Benchmarking Extraction Accuracy: Why I'm moving back to Chunking despite 1M+ Context Windows

Posted by Downtown-Mixture5555@reddit | LocalLLaMA | View on Reddit | 6 comments

Hey everyone,

​I’ve been working on a stealth project that requires high-precision fact extraction from technical documents (think 50-100 pages). While I’ve been using Gemini’s long-context capabilities, the "Lost in the Middle" effect is proving to be a major hurdle for production-grade reliability.

​Even if the needle-in-a-haystack test passes, the "all-needles-in-the-haystack" (extracting every key fact) fails as the context grows. I'm seeing a drop from \~95% accuracy at 10k tokens down to \~82% at 50k tokens, specifically concentrated in the middle of the document.

​The Strategy:

I'm shifting to a "Chunk, Extract, and Merge" architecture.

​The Pro: Accuracy stays high because the model only "sees" 10-15 pages at a time.

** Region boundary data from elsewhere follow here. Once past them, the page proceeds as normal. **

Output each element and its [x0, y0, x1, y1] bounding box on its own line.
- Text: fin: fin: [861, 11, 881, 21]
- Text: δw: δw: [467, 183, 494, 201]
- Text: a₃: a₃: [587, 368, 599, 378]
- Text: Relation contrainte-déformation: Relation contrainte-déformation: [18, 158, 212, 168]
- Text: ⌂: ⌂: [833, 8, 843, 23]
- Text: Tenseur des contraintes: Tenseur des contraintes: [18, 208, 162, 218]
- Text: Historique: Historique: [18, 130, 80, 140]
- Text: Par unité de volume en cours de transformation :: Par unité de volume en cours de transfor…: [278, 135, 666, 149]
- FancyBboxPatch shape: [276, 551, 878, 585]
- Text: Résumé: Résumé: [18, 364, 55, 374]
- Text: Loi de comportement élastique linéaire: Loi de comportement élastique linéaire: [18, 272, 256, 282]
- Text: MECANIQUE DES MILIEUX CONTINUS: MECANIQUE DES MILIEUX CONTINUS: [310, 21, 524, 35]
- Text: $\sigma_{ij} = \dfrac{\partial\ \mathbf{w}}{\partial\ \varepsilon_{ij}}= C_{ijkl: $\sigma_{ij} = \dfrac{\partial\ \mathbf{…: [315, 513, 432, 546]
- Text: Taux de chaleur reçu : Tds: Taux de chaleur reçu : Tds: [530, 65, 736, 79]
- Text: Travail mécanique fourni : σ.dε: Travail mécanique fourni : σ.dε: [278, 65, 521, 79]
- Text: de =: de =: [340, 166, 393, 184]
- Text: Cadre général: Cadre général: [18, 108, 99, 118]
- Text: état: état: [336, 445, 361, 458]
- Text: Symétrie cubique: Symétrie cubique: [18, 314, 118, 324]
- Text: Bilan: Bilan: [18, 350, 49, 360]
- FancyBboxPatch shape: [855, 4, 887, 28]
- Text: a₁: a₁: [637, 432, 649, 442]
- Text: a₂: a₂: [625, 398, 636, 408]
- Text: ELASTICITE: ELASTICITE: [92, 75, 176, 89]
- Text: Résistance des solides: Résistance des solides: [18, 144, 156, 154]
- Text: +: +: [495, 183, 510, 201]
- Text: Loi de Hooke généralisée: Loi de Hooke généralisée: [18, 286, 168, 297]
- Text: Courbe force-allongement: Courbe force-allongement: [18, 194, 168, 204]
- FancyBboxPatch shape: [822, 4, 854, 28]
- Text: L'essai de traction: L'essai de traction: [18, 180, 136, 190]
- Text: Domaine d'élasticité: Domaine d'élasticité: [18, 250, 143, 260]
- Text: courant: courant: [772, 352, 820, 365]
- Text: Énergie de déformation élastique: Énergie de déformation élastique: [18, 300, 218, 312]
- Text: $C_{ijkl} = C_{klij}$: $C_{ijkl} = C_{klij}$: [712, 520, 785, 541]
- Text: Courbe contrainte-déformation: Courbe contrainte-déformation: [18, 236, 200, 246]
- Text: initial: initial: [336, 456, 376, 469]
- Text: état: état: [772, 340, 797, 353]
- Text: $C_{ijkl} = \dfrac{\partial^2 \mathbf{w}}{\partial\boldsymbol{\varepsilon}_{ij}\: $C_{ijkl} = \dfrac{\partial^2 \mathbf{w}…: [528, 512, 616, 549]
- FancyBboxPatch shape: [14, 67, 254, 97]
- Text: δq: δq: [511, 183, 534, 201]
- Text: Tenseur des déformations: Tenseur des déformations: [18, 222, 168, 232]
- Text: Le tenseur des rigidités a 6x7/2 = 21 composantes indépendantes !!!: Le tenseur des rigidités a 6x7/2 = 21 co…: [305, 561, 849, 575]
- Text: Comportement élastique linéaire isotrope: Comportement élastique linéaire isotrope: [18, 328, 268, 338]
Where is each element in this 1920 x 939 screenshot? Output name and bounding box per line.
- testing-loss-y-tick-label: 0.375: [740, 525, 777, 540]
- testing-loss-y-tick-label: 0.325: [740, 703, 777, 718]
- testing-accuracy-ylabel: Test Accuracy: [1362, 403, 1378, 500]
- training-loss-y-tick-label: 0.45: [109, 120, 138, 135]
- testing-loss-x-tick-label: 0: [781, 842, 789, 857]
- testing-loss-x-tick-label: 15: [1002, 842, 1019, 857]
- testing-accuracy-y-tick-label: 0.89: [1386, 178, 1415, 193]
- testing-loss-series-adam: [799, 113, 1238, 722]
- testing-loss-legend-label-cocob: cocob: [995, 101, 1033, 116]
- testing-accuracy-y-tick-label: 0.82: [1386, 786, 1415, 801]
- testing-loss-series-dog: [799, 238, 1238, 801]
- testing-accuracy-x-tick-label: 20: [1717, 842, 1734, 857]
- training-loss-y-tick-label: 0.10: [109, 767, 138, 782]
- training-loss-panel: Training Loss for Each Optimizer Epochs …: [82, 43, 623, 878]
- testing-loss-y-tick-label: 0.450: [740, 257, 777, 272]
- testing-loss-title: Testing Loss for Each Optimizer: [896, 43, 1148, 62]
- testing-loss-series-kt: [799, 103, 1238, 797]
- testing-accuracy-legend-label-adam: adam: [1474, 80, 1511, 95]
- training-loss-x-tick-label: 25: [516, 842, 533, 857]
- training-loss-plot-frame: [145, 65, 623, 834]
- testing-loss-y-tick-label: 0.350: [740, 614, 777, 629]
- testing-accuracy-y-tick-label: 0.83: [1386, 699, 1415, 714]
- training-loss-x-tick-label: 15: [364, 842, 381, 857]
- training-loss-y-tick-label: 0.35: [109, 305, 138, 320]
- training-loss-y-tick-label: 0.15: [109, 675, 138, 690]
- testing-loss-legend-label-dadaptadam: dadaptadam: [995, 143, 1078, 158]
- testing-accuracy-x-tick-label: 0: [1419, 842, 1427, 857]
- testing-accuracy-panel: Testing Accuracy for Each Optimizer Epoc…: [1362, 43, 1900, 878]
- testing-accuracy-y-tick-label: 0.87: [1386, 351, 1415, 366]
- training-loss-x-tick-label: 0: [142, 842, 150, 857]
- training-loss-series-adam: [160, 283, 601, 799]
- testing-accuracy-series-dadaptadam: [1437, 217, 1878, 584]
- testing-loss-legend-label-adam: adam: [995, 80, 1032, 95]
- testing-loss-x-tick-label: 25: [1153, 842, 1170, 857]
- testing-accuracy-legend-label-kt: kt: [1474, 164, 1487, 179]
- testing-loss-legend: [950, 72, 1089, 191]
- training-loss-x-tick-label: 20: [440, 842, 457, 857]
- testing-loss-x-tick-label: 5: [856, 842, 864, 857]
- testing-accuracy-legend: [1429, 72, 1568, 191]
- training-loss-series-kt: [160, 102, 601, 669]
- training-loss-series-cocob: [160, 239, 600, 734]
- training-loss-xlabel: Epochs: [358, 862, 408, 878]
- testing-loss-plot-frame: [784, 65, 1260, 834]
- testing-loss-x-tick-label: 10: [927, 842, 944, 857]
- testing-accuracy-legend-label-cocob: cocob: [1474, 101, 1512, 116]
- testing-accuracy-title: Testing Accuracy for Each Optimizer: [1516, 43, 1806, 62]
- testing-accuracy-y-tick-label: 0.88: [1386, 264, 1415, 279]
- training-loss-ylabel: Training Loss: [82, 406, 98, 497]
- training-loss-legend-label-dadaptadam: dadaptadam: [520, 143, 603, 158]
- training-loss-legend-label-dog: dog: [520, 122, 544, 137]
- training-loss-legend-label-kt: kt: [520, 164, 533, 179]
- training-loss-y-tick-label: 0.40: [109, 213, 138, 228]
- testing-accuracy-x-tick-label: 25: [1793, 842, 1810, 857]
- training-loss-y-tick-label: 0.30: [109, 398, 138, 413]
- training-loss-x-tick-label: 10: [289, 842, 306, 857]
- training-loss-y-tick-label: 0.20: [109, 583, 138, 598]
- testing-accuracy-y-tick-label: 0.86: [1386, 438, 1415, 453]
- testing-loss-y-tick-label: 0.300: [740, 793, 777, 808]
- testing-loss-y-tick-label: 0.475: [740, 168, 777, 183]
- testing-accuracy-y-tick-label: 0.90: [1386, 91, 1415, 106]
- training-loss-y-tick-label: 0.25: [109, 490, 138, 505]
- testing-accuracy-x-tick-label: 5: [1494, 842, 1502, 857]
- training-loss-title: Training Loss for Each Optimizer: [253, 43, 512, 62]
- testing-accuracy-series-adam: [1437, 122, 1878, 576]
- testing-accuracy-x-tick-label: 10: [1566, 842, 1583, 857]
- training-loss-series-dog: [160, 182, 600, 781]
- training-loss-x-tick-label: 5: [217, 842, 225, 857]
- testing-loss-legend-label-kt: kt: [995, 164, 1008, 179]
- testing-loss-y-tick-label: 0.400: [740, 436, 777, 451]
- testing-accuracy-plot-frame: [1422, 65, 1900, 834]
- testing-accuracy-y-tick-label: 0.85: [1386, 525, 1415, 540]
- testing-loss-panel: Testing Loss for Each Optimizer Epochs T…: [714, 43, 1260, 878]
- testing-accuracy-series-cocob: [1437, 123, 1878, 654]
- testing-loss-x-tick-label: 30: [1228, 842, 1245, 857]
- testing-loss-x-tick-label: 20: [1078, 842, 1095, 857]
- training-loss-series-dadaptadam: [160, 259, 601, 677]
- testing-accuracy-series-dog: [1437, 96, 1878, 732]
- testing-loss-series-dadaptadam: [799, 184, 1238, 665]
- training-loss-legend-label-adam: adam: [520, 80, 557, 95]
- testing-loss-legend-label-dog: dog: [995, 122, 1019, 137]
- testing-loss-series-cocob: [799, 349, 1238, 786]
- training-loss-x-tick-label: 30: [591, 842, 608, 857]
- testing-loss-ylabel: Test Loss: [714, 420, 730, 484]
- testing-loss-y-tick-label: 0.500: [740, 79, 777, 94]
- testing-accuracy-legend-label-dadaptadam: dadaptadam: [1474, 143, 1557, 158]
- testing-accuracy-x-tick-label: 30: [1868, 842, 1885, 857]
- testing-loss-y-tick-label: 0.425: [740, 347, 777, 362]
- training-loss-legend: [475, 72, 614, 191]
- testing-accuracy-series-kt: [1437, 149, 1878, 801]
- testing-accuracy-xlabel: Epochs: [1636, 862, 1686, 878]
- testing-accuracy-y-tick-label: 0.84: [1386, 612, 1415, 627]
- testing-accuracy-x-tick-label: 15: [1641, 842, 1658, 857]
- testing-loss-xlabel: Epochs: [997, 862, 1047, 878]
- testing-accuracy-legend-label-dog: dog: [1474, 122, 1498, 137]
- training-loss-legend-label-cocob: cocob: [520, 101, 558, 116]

​The Con: Contextual awareness across the whole document (e.g., a concept defined on page 2 and used on page 40) is harder to manage.

​The Citation Problem:

I'm also struggling with "verbatim" grounding. Models are great at pointing to the correct page, but they love to "hallucinate-paraphrase" when asked for direct quotes.

​Has anyone found a way to guarantee 100% verbatim grounding in long-context calls, or is "Navigate to Page X" the only honest UI/UX?

​Curious to hear how others are balancing token costs vs. extraction reliability in high-stakes domains.